During a lecture delivered at the University of Louisville’s McConnell Center, Barrett declared her belief that all those in her position need to remain “hyper vigilant to make sure they’re not letting personal biases creep into their decisions, since judges are people, too.”
Further, Barrett lamented the propensity of mainstream media outlets to portray rulings handed down by the high court in an overly political light and their failure to articulate the deliberative mechanisms at work in rendering them, emphasizing that “judicial philosophies are not the same as political parties.”
Barrett continued, pointing out the flaws inherent in much of the media’s coverage of the high court, noting that “to say the court’s reasoning is flawed is different from saying the court is acting in a partisan manner.”

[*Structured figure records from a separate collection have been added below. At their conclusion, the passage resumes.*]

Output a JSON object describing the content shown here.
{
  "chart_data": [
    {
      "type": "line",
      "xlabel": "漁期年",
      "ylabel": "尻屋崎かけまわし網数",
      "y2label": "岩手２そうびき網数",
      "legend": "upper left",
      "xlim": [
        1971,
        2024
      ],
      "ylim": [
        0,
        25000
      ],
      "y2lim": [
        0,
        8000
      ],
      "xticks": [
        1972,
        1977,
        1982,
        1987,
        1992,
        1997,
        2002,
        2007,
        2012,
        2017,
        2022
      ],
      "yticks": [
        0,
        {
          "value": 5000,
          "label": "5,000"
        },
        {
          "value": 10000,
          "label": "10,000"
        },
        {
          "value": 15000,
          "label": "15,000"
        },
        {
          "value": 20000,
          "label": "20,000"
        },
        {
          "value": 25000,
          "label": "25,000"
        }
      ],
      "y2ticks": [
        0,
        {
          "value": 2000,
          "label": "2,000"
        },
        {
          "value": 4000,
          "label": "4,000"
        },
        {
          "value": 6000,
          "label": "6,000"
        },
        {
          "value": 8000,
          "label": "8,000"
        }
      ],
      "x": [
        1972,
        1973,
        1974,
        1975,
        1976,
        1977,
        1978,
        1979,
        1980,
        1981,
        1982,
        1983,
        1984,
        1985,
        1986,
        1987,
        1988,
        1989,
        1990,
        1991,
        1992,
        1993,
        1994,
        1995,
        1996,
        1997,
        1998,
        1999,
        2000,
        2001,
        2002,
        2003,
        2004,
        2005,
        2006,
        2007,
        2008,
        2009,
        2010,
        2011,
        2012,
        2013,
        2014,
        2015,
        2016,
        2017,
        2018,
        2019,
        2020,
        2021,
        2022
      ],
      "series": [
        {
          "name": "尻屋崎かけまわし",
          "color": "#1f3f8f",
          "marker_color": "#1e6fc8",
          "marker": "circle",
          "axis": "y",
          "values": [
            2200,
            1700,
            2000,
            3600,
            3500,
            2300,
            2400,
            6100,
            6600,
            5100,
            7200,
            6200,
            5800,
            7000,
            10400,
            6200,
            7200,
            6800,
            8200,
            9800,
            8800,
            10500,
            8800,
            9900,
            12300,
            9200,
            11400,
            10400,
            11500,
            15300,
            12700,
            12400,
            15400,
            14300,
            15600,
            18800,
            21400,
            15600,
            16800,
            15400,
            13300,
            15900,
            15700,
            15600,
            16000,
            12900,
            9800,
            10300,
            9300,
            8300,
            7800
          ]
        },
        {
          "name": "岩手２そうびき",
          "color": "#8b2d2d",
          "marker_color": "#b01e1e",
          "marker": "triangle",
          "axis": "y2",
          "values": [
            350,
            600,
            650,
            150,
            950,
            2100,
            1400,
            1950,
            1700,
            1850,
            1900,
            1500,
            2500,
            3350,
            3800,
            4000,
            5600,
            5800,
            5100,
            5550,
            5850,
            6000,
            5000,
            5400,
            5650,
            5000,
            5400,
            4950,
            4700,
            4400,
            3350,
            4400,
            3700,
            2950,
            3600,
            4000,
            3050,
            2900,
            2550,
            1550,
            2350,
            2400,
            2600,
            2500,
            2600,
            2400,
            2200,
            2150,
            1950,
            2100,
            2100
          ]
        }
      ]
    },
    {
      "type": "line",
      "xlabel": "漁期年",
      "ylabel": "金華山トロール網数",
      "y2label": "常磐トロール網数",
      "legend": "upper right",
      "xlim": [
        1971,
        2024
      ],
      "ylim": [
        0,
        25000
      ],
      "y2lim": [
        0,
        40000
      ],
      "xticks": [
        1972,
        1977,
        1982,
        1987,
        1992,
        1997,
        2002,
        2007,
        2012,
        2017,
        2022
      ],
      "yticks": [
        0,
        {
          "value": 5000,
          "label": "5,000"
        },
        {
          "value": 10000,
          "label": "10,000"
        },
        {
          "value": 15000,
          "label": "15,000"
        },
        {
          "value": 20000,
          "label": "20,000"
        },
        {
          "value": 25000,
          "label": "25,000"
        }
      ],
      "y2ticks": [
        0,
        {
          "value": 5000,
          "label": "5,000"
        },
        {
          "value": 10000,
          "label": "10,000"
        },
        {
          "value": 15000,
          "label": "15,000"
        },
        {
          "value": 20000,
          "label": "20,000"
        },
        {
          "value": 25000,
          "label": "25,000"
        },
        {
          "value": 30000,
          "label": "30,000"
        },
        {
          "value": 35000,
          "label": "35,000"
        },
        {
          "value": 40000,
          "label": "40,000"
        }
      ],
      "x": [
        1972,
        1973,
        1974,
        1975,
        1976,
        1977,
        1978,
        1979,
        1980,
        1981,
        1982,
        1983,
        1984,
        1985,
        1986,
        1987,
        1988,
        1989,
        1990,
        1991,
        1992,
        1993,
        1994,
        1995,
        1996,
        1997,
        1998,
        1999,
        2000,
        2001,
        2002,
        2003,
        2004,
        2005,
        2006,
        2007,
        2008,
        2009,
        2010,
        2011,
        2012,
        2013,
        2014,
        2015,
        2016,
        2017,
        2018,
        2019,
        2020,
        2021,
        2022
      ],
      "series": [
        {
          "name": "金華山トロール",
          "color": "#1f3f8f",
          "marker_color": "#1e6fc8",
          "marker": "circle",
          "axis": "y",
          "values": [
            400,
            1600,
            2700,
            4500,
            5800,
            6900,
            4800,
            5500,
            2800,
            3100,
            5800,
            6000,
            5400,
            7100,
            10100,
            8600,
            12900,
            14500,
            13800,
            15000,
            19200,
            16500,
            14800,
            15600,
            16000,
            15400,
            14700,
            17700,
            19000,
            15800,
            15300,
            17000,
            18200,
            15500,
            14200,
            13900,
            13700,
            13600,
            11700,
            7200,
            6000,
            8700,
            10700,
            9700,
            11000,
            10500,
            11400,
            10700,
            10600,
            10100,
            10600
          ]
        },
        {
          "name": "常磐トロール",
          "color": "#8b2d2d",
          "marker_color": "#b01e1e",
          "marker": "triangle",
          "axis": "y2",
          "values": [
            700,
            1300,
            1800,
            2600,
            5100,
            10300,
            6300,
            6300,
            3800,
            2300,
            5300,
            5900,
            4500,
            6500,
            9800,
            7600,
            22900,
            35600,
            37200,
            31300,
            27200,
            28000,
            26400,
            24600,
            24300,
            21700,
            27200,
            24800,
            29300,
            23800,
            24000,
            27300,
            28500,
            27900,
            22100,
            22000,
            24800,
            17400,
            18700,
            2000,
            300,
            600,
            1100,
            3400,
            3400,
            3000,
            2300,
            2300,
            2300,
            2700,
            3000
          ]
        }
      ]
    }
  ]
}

As the Louisville Courier Journal reported, Barrett told her listeners, “My goal today is to convince you that this court is not comprised of a bunch of partisan hacks,” insisting, “Sometimes I don’t like the results of my decisions. But it’s not my job to decide cases based on the outcome I want,” pushing back against those – especially on the left – who argue that recent decisions such one permitting strict Texas abortion restrictions to stand are due to political biases and nothing more.
Interestingly, Barrett was not the only member of the high court to speak out publicly about the problem of perceived partisanship on the bench, with liberal Justice Stephen Breyer appearing on Fox News Sunday to provide words of caution to those on the left who want to re-shape the court to further their political aims, as The Hill noted.
The octogenarian jurist – who has been the target of progressive activists demanding he step down while President Joe Biden can nominate his replacement – took the opportunity to warn against the court-packing initiatives that have gained increased attention from far-left advocacy groups.
“What goes around comes around. And if the Democrats can do it, the Republicans can do it,” Breyer cautioned regarding the cynical push to add seats to the high court in order to negate the 6-3 conservative majority currently in place.
Earlier this year, Breyer also expressed his own skepticism about packing the court to achieve ideological ends, saying “It is wrong to think of the Court as another political institution…and it is doubly wrong to think of its members as junior league politicians,” a sentiment with which his newest colleague at the Supreme Court would surely agree.